Owner of Ashridge, the old monastery near Berkhamsted, and much of the surrounding land high up in the Chilterns. He commissioned the building of the present Ashridge House and the creation of Ashridge Park
21 May 1738
8 March 1803
Francis Egerton, the 3rd Duke of Bridgewater, was a descendent of Queen Elizabeth I’s Chancellor, Sir Thomas Egerton. He was a sickly boy, held in low esteem by his mother, when he inherited his title and substantial riches, including the old monastery and estates of Ashridge. But despite this unpromising start in life, as soon as he came of age he began to spend great energy and wealth in pioneering the building of canals in the north of England, taking huge financial risks but in the end greatly enlarging his fortune. His major new waterway, built near Manchester, was named after him – the Bridgewater Canal – said to be the first true canal in Britain. These canals were key factors - the arteries - that allowed the industrial revolution to boom in the early 19th century. After the Duke’s death a great monumental column to him was erected in the Ashridge Estate. Inscribed on it in large letters is the popular title he was given: The Father of Inland Navigation.
The Duke became the richest nobleman in England, but while he had been so much involved in his business enterprises, he had neglected Ashridge. When eventually he did turn his mind to it he decided to demolish the dilapidated old monastic buildings and replace them with a great palace, set in a magnificent landscaped park. But he died, still a bachelor, before this was achieved, and it was left to his heir to complete the work that is there to be seen today.

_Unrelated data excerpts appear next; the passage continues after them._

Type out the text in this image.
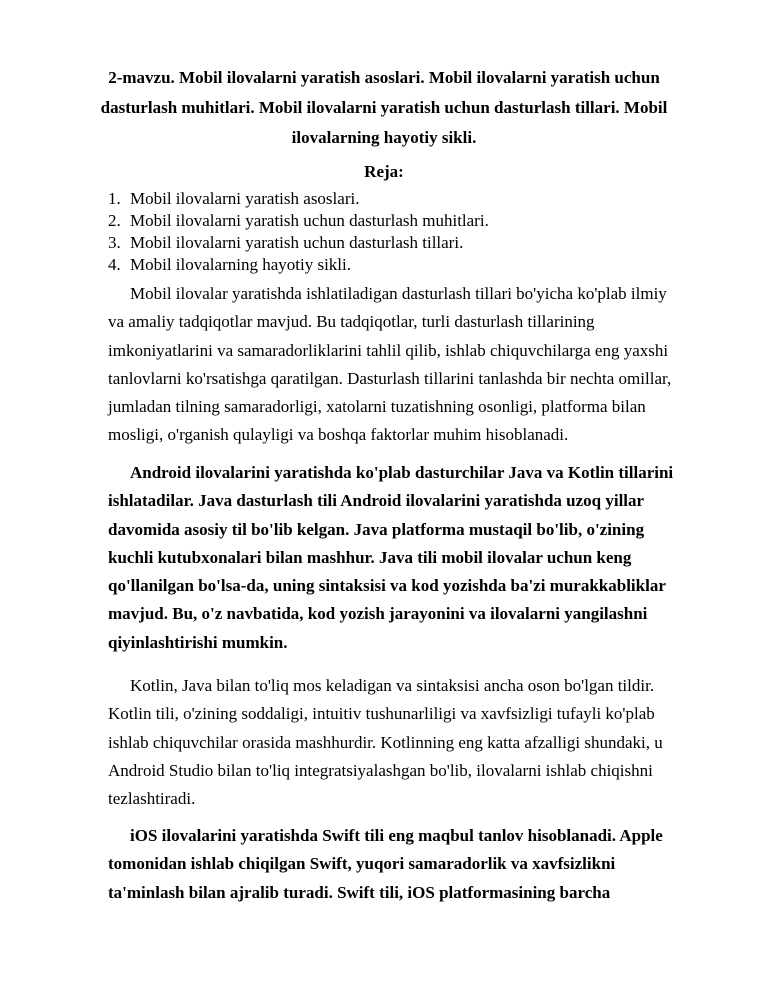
2-mavzu. Mobil ilovalarni yaratish asoslari. Mobil ilovalarni yaratish uchun
dasturlash muhitlari. Mobil ilovalarni yaratish uchun dasturlash tillari. Mobil
ilovalarning hayotiy sikli.
Reja:
1. Mobil ilovalarni yaratish asoslari.
2. Mobil ilovalarni yaratish uchun dasturlash muhitlari.
3. Mobil ilovalarni yaratish uchun dasturlash tillari.
4. Mobil ilovalarning hayotiy sikli.
Mobil ilovalar yaratishda ishlatiladigan dasturlash tillari bo'yicha ko'plab ilmiy
va amaliy tadqiqotlar mavjud. Bu tadqiqotlar, turli dasturlash tillarining
imkoniyatlarini va samaradorliklarini tahlil qilib, ishlab chiquvchilarga eng yaxshi
tanlovlarni ko'rsatishga qaratilgan. Dasturlash tillarini tanlashda bir nechta omillar,
jumladan tilning samaradorligi, xatolarni tuzatishning osonligi, platforma bilan
mosligi, o'rganish qulayligi va boshqa faktorlar muhim hisoblanadi.
Android ilovalarini yaratishda ko'plab dasturchilar Java va Kotlin tillarini
ishlatadilar. Java dasturlash tili Android ilovalarini yaratishda uzoq yillar
davomida asosiy til bo'lib kelgan. Java platforma mustaqil bo'lib, o'zining
kuchli kutubxonalari bilan mashhur. Java tili mobil ilovalar uchun keng
qo'llanilgan bo'lsa-da, uning sintaksisi va kod yozishda ba'zi murakkabliklar
mavjud. Bu, o'z navbatida, kod yozish jarayonini va ilovalarni yangilashni
qiyinlashtirishi mumkin.
Kotlin, Java bilan to'liq mos keladigan va sintaksisi ancha oson bo'lgan tildir.
Kotlin tili, o'zining soddaligi, intuitiv tushunarliligi va xavfsizligi tufayli ko'plab
ishlab chiquvchilar orasida mashhurdir. Kotlinning eng katta afzalligi shundaki, u
Android Studio bilan to'liq integratsiyalashgan bo'lib, ilovalarni ishlab chiqishni
tezlashtiradi.
iOS ilovalarini yaratishda Swift tili eng maqbul tanlov hisoblanadi. Apple
tomonidan ishlab chiqilgan Swift, yuqori samaradorlik va xavfsizlikni
ta'minlash bilan ajralib turadi. Swift tili, iOS platformasining barcha
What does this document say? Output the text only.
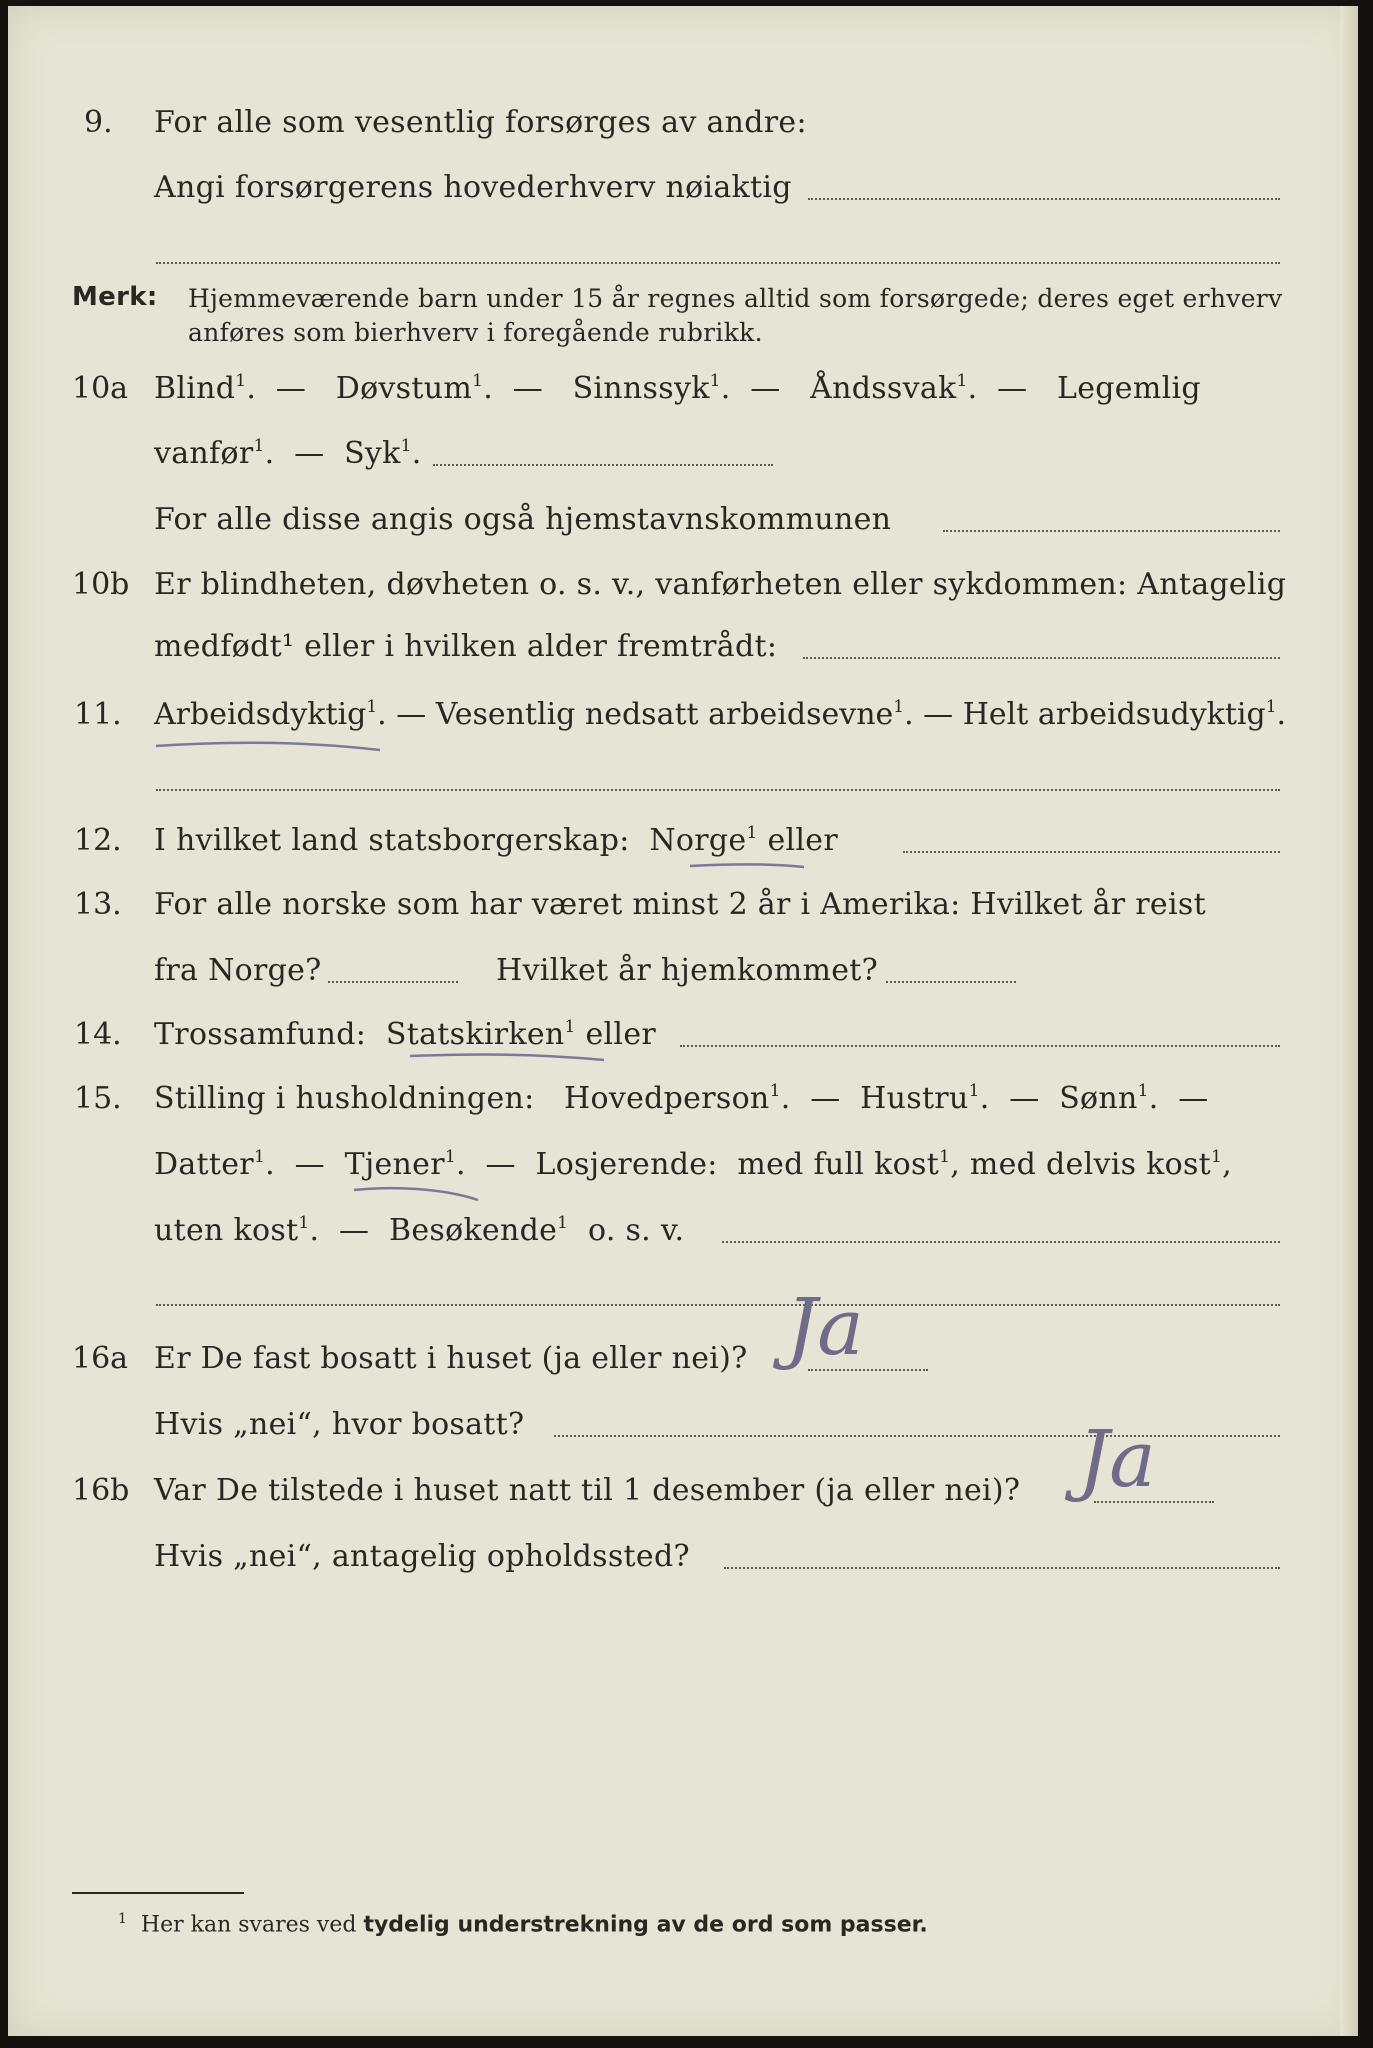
9. For alle som vesentlig forsørges av andre:
Angi forsørgerens hovederhverv nøiaktig
Merk: Hjemmeværende barn under 15 år regnes alltid som forsørgede; deres eget erhverv
anføres som bierhverv i foregående rubrikk.
10a Blind$^1$.  —   Døvstum$^1$.  —   Sinnssyk$^1$.  —   Åndssvak$^1$.  —   Legemlig
vanfør$^1$.  —  Syk$^1$.
For alle disse angis også hjemstavnskommunen
10b Er blindheten, døvheten o. s. v., vanførheten eller sykdommen: Antagelig
medfødt¹ eller i hvilken alder fremtrådt:
11. Arbeidsdyktig$^1$. — Vesentlig nedsatt arbeidsevne$^1$. — Helt arbeidsudyktig$^1$.
12. I hvilket land statsborgerskap: Norge$^1$ eller
13. For alle norske som har været minst 2 år i Amerika: Hvilket år reist
fra Norge?	Hvilket år hjemkommet?
14. Trossamfund: Statskirken$^1$ eller
15. Stilling i husholdningen: Hovedperson$^1$.  —  Hustru$^1$.  —  Sønn$^1$.  —
Datter$^1$.  —  Tjener$^1$.  —  Losjerende: med full kost$^1$, med delvis kost$^1$,
uten kost$^1$.  —  Besøkende$^1$ o. s. v.
16a Er De fast bosatt i huset (ja eller nei)? Ja
Hvis „nei“, hvor bosatt?
16b Var De tilstede i huset natt til 1 desember (ja eller nei)? Ja
Hvis „nei“, antagelig opholdssted?
$^1$ Her kan svares ved tydelig understrekning av de ord som passer.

Ashridge House is now a business school with a world-wide reputation. Much of the great landscaped park is owned by the National Trust, together with adjoining features such as Ivinghoe Beacon. The house, its gardens and the estate are all well cared for.
An excellent book containing the story of the Egertons is A Prospect of Ashridge by Douglas Coult
A book with fine coloured illustrations, Ashridge – A Living History, by Kay Sanecki, is also in local bookshops.
The Bridgewater Monument next to the National Trust Ashridge Estate Visitors’ Centre, with commanding views over the Chilterns and the Vale of Aylesbury, is open at weekends from March to October.
The Duke was buried in the family vault in Little Gaddesden Church, close to Ashridge, and among the fine collection of memorials to the Egertons to be seen in the church is one to him by Westmacott. This bears an inscription in Latin, the translation of which is ‘He sent barges where formerly the farmer tilled the fields’.